I was raped when I was sixteen, she’d told him.
She’d told him everything. The reaction of the police. Her thoughts of abortion. The reaction of her parents. Her life afterward.
I had the baby, she’d said. I gave it up for adoption and never saw it. Not then or ever again. An attorney came in, had me sign the papers, and it was over.
And now, as she sat across from a boy who was her son, she recalled Alex’s reaction. The loss of color to his cheek, the catch in his throat when he tried to vocalize a response. She didn’t discern the subtleties then, the difference between shock and disappointment, or perhaps the mingling of the two.
How, she wondered with the knowledge of hindsight, had that information affected Alex? When she told him of her rape last May, she was telling him he would never know his biological father. And worse. She was telling him that his birth, his very existence, was the product of a criminal act.

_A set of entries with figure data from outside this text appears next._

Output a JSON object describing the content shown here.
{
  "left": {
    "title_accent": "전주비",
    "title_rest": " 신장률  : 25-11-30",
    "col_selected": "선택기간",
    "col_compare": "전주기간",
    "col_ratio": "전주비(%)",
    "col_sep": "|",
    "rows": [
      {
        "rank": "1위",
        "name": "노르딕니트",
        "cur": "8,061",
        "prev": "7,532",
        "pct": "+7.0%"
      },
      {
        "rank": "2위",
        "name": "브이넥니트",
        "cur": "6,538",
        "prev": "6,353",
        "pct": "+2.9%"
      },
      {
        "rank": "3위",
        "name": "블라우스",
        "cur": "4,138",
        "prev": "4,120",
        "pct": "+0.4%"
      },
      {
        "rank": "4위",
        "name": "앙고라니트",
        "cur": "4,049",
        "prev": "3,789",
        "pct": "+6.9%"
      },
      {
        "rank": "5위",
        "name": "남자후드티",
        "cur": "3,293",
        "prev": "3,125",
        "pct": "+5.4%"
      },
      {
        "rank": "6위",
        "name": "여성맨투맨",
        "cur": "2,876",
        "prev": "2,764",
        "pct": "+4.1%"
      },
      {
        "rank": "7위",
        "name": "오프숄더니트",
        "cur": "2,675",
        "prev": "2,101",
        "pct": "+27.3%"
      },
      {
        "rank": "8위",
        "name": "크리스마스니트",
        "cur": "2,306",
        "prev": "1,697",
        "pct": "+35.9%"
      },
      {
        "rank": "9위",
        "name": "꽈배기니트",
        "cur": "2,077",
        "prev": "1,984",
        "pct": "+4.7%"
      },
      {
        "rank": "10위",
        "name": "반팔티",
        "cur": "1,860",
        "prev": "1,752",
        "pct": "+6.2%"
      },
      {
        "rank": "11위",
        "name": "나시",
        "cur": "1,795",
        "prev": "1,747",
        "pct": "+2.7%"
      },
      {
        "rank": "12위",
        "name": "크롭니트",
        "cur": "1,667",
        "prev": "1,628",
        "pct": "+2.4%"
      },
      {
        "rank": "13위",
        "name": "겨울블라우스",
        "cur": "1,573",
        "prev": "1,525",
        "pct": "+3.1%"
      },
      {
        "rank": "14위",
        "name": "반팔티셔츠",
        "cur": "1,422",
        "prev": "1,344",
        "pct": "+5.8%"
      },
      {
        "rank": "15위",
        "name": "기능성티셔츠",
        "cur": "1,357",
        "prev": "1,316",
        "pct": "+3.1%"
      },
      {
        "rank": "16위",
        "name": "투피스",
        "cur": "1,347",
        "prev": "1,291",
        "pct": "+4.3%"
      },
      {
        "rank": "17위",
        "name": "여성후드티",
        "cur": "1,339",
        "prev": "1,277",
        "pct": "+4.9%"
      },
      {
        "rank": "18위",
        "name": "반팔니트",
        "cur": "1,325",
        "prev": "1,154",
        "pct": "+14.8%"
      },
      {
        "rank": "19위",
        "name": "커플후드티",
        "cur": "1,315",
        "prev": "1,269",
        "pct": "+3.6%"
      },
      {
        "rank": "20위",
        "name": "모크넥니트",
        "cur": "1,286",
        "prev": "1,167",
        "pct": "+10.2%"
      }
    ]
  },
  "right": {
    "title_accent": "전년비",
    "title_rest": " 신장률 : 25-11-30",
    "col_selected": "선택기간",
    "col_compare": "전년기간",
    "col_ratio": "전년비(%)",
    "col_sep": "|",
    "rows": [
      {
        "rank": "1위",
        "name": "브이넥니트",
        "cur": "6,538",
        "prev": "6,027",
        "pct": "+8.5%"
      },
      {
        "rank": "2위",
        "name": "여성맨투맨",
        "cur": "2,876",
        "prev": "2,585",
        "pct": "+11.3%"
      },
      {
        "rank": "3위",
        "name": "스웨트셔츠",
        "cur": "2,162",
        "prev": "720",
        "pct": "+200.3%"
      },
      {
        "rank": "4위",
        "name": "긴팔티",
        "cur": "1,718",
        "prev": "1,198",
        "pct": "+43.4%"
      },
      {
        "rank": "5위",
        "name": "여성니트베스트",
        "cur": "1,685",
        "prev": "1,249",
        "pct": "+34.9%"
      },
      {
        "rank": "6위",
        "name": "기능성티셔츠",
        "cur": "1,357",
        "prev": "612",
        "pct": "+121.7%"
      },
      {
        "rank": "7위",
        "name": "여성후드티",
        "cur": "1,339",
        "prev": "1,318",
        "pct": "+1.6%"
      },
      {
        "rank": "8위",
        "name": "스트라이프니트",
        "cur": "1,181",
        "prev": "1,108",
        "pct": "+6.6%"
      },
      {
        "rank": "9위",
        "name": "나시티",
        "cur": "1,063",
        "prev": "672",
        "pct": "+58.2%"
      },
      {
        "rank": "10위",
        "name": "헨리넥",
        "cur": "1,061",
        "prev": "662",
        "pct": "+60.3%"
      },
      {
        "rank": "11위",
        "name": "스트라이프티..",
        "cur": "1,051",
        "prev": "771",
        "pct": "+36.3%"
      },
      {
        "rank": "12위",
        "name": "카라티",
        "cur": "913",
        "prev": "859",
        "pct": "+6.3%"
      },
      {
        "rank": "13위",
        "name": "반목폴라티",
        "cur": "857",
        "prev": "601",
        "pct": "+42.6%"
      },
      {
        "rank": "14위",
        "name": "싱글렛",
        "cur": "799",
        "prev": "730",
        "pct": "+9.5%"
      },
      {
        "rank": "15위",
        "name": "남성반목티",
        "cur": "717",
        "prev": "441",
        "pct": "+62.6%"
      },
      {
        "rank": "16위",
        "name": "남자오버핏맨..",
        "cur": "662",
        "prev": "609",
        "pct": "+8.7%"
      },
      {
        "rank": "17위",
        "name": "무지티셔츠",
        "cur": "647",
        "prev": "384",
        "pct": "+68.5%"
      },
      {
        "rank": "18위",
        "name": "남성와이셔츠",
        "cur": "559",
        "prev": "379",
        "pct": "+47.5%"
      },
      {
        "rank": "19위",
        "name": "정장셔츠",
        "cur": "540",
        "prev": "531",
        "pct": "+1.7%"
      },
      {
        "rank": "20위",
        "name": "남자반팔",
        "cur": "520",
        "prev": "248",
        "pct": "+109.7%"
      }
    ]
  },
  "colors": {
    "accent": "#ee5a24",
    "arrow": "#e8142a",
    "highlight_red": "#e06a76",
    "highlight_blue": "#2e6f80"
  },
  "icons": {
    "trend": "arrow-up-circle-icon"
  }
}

It came to her now, the reason for her need to purge to him that day. That hadn’t been just any old Sunday in May. And-yes, now that she thought about it-it had been Alex’s idea to meet on Sunday. He had bought her lunch and given her a small gift, a pair of earrings. She had accepted it for what she thought it was, a gesture of appreciation for everything she had done for him. It had never occurred to her then that it was a Mother’s Day present.
The guard entered the room and unlocked Alex’s handcuffs from the table. Alex stood up in his handcuffs and looked briefly at Shelly before being led out of the room.